Team aims intelligence at voice-recognition systems

A group of three UK universities are spearheading efforts to create more intelligent conversation-recognition and speech-synthesis systems.

The technology could open up a host of new applications such as fully automated meeting transcription, voice-activated domestic devices for the elderly and expressive assisted speech for people with conditions such as motor neuron disease.

Speaking to The Engineer, project collaborator Dr Thomas Hain of Sheffield University acknowledged that voice recognition had come a long way in recent years, but said that a ‘flexible and adaptable system’ was still lacking.

‘You have applications that seem to work well, for example, Google Voice Search, but these are tied to a specific purpose — you need to have lots and lots of data and then you can built a recognition system around it that just works for that one single purpose.

‘But where it’s about natural speech — people having a normal conversation — these applications still have very poor performance.’

The £6.2m EPSRC-funded Natural Speech Technology project will aim to develop intelligent systems that can be adapted for various uses. The project involves researchers from Cambridge, Sheffield and Edinburgh universities and will have four main phases.
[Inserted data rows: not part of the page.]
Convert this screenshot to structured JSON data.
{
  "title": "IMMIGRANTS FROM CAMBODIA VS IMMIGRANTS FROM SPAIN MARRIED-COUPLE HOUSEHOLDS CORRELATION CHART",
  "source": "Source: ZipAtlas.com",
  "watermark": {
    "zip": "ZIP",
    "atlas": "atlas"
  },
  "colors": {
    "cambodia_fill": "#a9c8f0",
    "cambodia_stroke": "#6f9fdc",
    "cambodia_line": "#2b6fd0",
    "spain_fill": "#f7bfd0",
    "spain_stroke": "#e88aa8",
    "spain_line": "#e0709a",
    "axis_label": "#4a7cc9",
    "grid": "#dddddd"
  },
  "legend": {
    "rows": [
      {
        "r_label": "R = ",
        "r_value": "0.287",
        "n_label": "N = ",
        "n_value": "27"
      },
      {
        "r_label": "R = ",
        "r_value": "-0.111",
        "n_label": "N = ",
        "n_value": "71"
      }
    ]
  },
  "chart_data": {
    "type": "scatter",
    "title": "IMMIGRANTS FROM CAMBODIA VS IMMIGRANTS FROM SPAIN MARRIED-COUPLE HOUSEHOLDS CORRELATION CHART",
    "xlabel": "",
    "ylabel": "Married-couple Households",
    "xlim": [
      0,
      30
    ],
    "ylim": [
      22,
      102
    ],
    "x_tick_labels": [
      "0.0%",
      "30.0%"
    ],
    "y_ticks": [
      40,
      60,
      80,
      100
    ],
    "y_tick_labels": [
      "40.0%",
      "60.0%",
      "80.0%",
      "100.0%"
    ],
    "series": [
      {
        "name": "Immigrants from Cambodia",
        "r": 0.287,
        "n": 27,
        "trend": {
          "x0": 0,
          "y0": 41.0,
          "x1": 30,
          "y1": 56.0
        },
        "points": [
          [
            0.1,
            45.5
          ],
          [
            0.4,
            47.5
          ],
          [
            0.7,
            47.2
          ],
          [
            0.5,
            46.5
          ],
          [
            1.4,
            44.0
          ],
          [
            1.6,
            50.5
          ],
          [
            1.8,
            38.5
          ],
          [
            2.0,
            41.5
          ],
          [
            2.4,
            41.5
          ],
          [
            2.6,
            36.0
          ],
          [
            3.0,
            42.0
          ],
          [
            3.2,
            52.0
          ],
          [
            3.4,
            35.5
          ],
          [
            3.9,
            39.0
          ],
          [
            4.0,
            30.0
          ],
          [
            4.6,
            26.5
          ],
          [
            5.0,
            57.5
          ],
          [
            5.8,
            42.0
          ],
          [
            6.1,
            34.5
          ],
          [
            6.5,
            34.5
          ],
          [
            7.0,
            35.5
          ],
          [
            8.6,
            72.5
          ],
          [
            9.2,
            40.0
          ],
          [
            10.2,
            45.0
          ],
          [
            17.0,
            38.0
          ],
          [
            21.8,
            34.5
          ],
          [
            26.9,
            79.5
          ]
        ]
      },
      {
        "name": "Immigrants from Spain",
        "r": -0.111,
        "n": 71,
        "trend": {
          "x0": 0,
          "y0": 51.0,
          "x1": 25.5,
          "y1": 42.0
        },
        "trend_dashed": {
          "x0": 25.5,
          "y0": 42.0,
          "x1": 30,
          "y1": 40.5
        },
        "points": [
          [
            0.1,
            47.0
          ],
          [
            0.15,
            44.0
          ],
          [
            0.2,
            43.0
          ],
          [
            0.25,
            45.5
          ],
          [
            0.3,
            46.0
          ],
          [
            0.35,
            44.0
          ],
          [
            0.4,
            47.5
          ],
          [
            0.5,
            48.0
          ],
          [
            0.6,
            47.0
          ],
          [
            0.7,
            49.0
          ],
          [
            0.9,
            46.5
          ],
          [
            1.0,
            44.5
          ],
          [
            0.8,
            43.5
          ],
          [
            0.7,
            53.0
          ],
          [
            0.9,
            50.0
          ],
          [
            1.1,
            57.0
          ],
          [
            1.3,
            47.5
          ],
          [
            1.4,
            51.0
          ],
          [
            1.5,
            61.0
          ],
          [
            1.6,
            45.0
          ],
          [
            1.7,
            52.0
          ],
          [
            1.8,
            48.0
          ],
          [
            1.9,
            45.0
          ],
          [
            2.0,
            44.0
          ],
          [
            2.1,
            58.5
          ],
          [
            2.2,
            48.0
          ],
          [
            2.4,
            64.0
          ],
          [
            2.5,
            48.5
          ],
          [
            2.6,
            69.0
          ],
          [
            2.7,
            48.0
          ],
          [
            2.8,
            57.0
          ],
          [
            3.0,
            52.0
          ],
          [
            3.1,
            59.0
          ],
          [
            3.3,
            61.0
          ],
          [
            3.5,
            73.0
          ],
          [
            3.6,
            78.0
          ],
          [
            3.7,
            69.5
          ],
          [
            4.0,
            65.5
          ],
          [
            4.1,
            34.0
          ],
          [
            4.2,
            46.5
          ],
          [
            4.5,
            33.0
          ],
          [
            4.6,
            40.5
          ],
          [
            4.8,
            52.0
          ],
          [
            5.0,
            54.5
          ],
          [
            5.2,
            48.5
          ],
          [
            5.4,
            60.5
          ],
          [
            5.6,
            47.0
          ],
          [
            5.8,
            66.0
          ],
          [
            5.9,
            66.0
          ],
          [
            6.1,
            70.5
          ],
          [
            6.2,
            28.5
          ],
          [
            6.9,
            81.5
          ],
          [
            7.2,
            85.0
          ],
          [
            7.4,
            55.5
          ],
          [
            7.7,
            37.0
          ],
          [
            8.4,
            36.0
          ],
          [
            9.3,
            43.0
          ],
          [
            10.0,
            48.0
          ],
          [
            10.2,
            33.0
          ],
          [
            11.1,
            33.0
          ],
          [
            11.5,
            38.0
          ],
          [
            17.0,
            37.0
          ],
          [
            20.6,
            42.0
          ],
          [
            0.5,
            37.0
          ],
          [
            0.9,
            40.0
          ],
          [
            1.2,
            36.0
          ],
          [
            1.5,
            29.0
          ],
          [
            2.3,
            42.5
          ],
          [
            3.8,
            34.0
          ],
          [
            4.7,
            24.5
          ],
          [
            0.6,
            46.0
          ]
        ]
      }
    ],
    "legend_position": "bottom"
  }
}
First, the team will develop the base models and algorithms for synthesis and recognition that are able to learn from, and adapt to, new scenarios and contexts almost instantaneously.

Second will come the conversation-recognition software that can detect ‘who spoke what, when, and how’ in any acoustic environment.
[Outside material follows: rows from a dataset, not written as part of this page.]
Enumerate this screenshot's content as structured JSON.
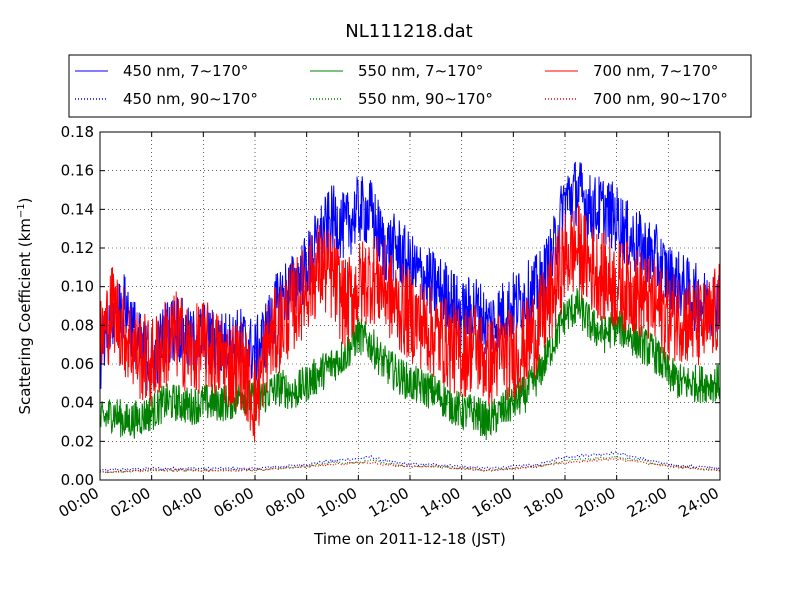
{
  "chart_data": {
    "type": "line",
    "title": "NL111218.dat",
    "xlabel": "Time on 2011-12-18 (JST)",
    "ylabel": "Scattering Coefficient (km",
    "ylabel_sup": "−1",
    "ylabel_close": ")",
    "xlim": [
      0,
      24
    ],
    "ylim": [
      0,
      0.18
    ],
    "grid": true,
    "legend_position": "top",
    "x_ticks": [
      "00:00",
      "02:00",
      "04:00",
      "06:00",
      "08:00",
      "10:00",
      "12:00",
      "14:00",
      "16:00",
      "18:00",
      "20:00",
      "22:00",
      "24:00"
    ],
    "y_ticks": [
      "0.00",
      "0.02",
      "0.04",
      "0.06",
      "0.08",
      "0.10",
      "0.12",
      "0.14",
      "0.16",
      "0.18"
    ],
    "x_unit": "hours since 00:00",
    "series": [
      {
        "name": "450 nm, 7∼170°",
        "color": "#0000ff",
        "style": "solid",
        "x": [
          0,
          0.5,
          1,
          1.5,
          2,
          2.5,
          3,
          3.5,
          4,
          4.5,
          5,
          5.5,
          6,
          6.5,
          7,
          7.5,
          8,
          8.5,
          9,
          9.5,
          10,
          10.5,
          11,
          11.5,
          12,
          12.5,
          13,
          13.5,
          14,
          14.5,
          15,
          15.5,
          16,
          16.5,
          17,
          17.5,
          18,
          18.5,
          19,
          19.5,
          20,
          20.5,
          21,
          21.5,
          22,
          22.5,
          23,
          23.5,
          24
        ],
        "y": [
          0.06,
          0.085,
          0.09,
          0.07,
          0.06,
          0.075,
          0.08,
          0.07,
          0.075,
          0.07,
          0.07,
          0.072,
          0.065,
          0.078,
          0.095,
          0.1,
          0.11,
          0.125,
          0.135,
          0.13,
          0.14,
          0.138,
          0.12,
          0.12,
          0.11,
          0.105,
          0.1,
          0.095,
          0.085,
          0.09,
          0.08,
          0.085,
          0.09,
          0.095,
          0.1,
          0.115,
          0.145,
          0.15,
          0.14,
          0.14,
          0.135,
          0.125,
          0.12,
          0.115,
          0.105,
          0.1,
          0.095,
          0.09,
          0.095
        ],
        "noise": 0.018
      },
      {
        "name": "550 nm, 7∼170°",
        "color": "#008000",
        "style": "solid",
        "x": [
          0,
          0.5,
          1,
          1.5,
          2,
          2.5,
          3,
          3.5,
          4,
          4.5,
          5,
          5.5,
          6,
          6.5,
          7,
          7.5,
          8,
          8.5,
          9,
          9.5,
          10,
          10.5,
          11,
          11.5,
          12,
          12.5,
          13,
          13.5,
          14,
          14.5,
          15,
          15.5,
          16,
          16.5,
          17,
          17.5,
          18,
          18.5,
          19,
          19.5,
          20,
          20.5,
          21,
          21.5,
          22,
          22.5,
          23,
          23.5,
          24
        ],
        "y": [
          0.03,
          0.035,
          0.03,
          0.032,
          0.035,
          0.04,
          0.04,
          0.038,
          0.04,
          0.04,
          0.04,
          0.045,
          0.04,
          0.045,
          0.048,
          0.045,
          0.05,
          0.055,
          0.06,
          0.065,
          0.075,
          0.07,
          0.06,
          0.055,
          0.05,
          0.048,
          0.045,
          0.04,
          0.035,
          0.035,
          0.03,
          0.035,
          0.04,
          0.045,
          0.055,
          0.07,
          0.085,
          0.09,
          0.08,
          0.075,
          0.08,
          0.075,
          0.07,
          0.065,
          0.055,
          0.05,
          0.05,
          0.05,
          0.05
        ],
        "noise": 0.01
      },
      {
        "name": "700 nm, 7∼170°",
        "color": "#ff0000",
        "style": "solid",
        "x": [
          0,
          0.5,
          1,
          1.5,
          2,
          2.5,
          3,
          3.5,
          4,
          4.5,
          5,
          5.5,
          6,
          6.5,
          7,
          7.5,
          8,
          8.5,
          9,
          9.5,
          10,
          10.5,
          11,
          11.5,
          12,
          12.5,
          13,
          13.5,
          14,
          14.5,
          15,
          15.5,
          16,
          16.5,
          17,
          17.5,
          18,
          18.5,
          19,
          19.5,
          20,
          20.5,
          21,
          21.5,
          22,
          22.5,
          23,
          23.5,
          24
        ],
        "y": [
          0.07,
          0.09,
          0.075,
          0.065,
          0.06,
          0.07,
          0.075,
          0.065,
          0.07,
          0.065,
          0.06,
          0.06,
          0.04,
          0.07,
          0.08,
          0.09,
          0.1,
          0.11,
          0.105,
          0.09,
          0.1,
          0.105,
          0.1,
          0.09,
          0.085,
          0.08,
          0.075,
          0.07,
          0.065,
          0.07,
          0.06,
          0.065,
          0.065,
          0.07,
          0.08,
          0.095,
          0.115,
          0.12,
          0.11,
          0.105,
          0.1,
          0.1,
          0.095,
          0.09,
          0.085,
          0.085,
          0.08,
          0.08,
          0.09
        ],
        "noise": 0.024
      },
      {
        "name": "450 nm, 90∼170°",
        "color": "#0000ff",
        "style": "dotted",
        "x": [
          0,
          2,
          4,
          6,
          7,
          8,
          9,
          10,
          10.5,
          11,
          12,
          13,
          14,
          15,
          16,
          17,
          18,
          19,
          20,
          21,
          22,
          23,
          24
        ],
        "y": [
          0.005,
          0.006,
          0.006,
          0.006,
          0.007,
          0.008,
          0.01,
          0.011,
          0.012,
          0.01,
          0.008,
          0.008,
          0.007,
          0.006,
          0.007,
          0.008,
          0.012,
          0.013,
          0.014,
          0.011,
          0.008,
          0.007,
          0.006
        ],
        "noise": 0.0006
      },
      {
        "name": "550 nm, 90∼170°",
        "color": "#008000",
        "style": "dotted",
        "x": [
          0,
          2,
          4,
          6,
          7,
          8,
          9,
          10,
          10.5,
          11,
          12,
          13,
          14,
          15,
          16,
          17,
          18,
          19,
          20,
          21,
          22,
          23,
          24
        ],
        "y": [
          0.004,
          0.005,
          0.005,
          0.005,
          0.006,
          0.007,
          0.009,
          0.009,
          0.01,
          0.009,
          0.007,
          0.007,
          0.006,
          0.005,
          0.006,
          0.007,
          0.01,
          0.011,
          0.012,
          0.01,
          0.007,
          0.006,
          0.005
        ],
        "noise": 0.0005
      },
      {
        "name": "700 nm, 90∼170°",
        "color": "#ff0000",
        "style": "dotted",
        "x": [
          0,
          2,
          4,
          6,
          7,
          8,
          9,
          10,
          10.5,
          11,
          12,
          13,
          14,
          15,
          16,
          17,
          18,
          19,
          20,
          21,
          22,
          23,
          24
        ],
        "y": [
          0.004,
          0.005,
          0.005,
          0.005,
          0.006,
          0.007,
          0.008,
          0.009,
          0.009,
          0.008,
          0.007,
          0.007,
          0.006,
          0.005,
          0.006,
          0.007,
          0.009,
          0.01,
          0.011,
          0.009,
          0.007,
          0.006,
          0.005
        ],
        "noise": 0.0005
      }
    ]
  }
}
Third, the team will hone speech synthesisers that are capable of generating the full expressive diversity of natural speech.

Last, it will look for suitable applications and to this end it is working with a range of partners, including NHS Trusts, health charities and the BBC.

Indeed Hain’s team, which recently won an international competition for its transcription technology, will be working with the BBC to automatically transcribe audio and video footage from its vast archive.

However, the main driving force will likely be lifestyle and well-being applications such as voice-controlled devices for the home, which could help older people stay independent and voice assistance for people with motor neuron disease and Parkinson’s disease.

‘This research could open the door to computer-speech technology becoming commonplace throughout our lives — at home, at work, and in our leisure time,’ project lead Prof Steve Renals of Edinburgh commented.